Meant to add quite a bit more to that post but someone came and I wanted to get my post in as a marker.
Recently i have been doing a fair bit of research on these 3D printers. his has involved traveling a fair distance to visit people, mainly engineers who have got these things to see how easy they are to work plus quality.
After the first couple of trips it soon became obvious that quality is the deciding factor with these things and from what I have seen this boils down to software..
First the reprap type machines, it seems to me that being open sourced no one is in charge and everyone seems to be doing their own thing and they all use a variation of the same 2 or 3 softwares which haven't been updated in ages.
One of the most important things with 3D printing complex models is the support mesh that needs to be generated to support the actual model. This is worked out from the model itself and is down to the software to work out what is the best solution. this is where the open source software falls over. Not enough work has been put into his aspect.
Recently in MEW there was an article called Another look at Reprap in 204 / 205
Take a look at some of the printed parts in issue 205 and this is typical of the quality.
Now I had chance to look at one of the UP! Minis actually working and the difference was like night and day.
Easy to use, not limited to cartridges, plenty of thought gone in to the mesh problem and it can also self calibrate itself. Parts printed look like moulded parts, not all furry and steps or layers showing.

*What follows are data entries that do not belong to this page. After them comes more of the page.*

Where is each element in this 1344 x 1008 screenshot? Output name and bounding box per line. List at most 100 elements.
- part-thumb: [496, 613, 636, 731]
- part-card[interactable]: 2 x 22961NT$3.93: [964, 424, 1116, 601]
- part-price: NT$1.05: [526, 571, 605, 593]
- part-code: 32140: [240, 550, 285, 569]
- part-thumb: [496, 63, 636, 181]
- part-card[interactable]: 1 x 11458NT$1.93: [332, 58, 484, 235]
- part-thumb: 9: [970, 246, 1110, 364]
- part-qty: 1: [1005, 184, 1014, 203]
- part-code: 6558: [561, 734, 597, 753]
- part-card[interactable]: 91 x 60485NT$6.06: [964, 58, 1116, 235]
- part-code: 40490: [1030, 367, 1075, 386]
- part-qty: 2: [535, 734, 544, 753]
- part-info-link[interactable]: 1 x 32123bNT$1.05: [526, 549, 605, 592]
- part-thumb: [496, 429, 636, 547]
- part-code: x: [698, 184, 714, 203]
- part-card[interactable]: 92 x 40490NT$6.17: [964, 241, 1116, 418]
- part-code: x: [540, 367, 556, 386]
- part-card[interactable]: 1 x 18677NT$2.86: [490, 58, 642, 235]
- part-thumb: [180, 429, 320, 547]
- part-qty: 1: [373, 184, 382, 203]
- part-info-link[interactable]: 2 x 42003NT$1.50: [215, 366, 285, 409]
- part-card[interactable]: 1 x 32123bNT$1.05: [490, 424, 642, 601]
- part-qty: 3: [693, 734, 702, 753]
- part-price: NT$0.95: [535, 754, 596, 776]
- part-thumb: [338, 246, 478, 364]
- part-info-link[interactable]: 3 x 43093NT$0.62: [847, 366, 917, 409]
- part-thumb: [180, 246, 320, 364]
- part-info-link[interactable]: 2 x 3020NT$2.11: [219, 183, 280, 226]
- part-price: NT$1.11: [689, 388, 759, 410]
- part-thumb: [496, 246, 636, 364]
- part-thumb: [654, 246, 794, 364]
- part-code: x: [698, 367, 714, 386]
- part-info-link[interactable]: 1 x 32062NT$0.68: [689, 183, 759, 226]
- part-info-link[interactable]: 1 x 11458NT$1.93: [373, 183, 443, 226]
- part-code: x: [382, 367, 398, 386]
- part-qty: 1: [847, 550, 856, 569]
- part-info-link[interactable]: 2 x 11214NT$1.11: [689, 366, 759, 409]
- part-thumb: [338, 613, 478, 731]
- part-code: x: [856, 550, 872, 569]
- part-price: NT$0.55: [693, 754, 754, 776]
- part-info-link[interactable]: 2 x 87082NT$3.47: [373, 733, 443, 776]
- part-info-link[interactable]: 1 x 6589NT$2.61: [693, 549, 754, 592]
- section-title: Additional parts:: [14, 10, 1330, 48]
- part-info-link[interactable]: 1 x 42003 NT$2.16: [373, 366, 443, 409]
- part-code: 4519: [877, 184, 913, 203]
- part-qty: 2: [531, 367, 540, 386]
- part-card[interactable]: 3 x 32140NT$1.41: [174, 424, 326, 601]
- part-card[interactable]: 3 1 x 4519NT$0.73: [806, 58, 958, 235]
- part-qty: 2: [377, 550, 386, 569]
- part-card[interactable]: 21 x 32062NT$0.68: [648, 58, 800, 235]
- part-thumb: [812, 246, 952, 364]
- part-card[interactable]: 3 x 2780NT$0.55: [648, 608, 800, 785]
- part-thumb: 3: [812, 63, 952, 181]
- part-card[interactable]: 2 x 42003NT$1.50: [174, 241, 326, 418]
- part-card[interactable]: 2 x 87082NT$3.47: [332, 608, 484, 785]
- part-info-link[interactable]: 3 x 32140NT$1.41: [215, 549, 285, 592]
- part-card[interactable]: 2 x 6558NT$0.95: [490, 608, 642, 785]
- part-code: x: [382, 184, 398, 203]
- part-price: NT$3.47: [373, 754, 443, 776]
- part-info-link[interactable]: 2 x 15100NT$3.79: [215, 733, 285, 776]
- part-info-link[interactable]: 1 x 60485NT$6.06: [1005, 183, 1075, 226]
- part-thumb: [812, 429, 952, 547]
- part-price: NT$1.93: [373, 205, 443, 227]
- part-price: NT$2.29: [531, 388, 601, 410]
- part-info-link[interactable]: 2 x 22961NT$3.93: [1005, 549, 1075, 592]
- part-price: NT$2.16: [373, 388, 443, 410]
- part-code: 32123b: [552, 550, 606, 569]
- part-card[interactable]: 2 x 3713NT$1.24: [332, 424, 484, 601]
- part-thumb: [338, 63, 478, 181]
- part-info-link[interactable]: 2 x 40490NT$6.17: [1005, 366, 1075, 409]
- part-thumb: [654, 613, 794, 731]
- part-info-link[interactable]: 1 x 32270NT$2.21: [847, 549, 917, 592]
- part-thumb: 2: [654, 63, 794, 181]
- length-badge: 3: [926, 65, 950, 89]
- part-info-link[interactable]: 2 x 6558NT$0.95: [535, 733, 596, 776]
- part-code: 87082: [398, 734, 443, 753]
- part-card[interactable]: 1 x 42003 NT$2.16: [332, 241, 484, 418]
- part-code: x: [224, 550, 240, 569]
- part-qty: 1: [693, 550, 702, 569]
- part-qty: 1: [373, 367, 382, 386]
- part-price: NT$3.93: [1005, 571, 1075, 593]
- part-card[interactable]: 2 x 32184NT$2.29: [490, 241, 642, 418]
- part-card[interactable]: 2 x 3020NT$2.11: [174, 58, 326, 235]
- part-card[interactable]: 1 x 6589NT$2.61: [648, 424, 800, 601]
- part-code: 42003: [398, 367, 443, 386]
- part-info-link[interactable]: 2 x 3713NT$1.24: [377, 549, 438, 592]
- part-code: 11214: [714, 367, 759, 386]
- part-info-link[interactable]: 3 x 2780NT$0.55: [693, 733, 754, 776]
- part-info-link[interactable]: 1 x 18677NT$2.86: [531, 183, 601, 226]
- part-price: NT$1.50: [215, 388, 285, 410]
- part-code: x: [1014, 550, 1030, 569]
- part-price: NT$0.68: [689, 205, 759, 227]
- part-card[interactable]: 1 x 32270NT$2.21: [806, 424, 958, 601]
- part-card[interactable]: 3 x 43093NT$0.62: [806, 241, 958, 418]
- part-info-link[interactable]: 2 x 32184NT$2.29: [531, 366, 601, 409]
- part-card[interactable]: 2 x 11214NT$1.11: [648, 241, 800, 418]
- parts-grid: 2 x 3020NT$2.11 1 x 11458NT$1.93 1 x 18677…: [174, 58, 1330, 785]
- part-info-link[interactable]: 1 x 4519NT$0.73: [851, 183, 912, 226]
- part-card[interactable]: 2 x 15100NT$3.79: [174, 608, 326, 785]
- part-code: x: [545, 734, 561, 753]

If I was buying one at this moment I'd go for the UP! mini and I'm not associated in any way with them or anyone who sells them.
One other thing I need to point out though after all the hype of owning one and what you can do with it.
You need a model to work with. Can't stress this enough.
OK if you want to print star wars characters or similar that someone has bothered drawing and making available but if you want to print a cylinder for say a pattern you need the drawing.
So of far more importance is being able to draw in 3D and save as an STL file.
If you can't handle this then really a 3D printer is a toy too far.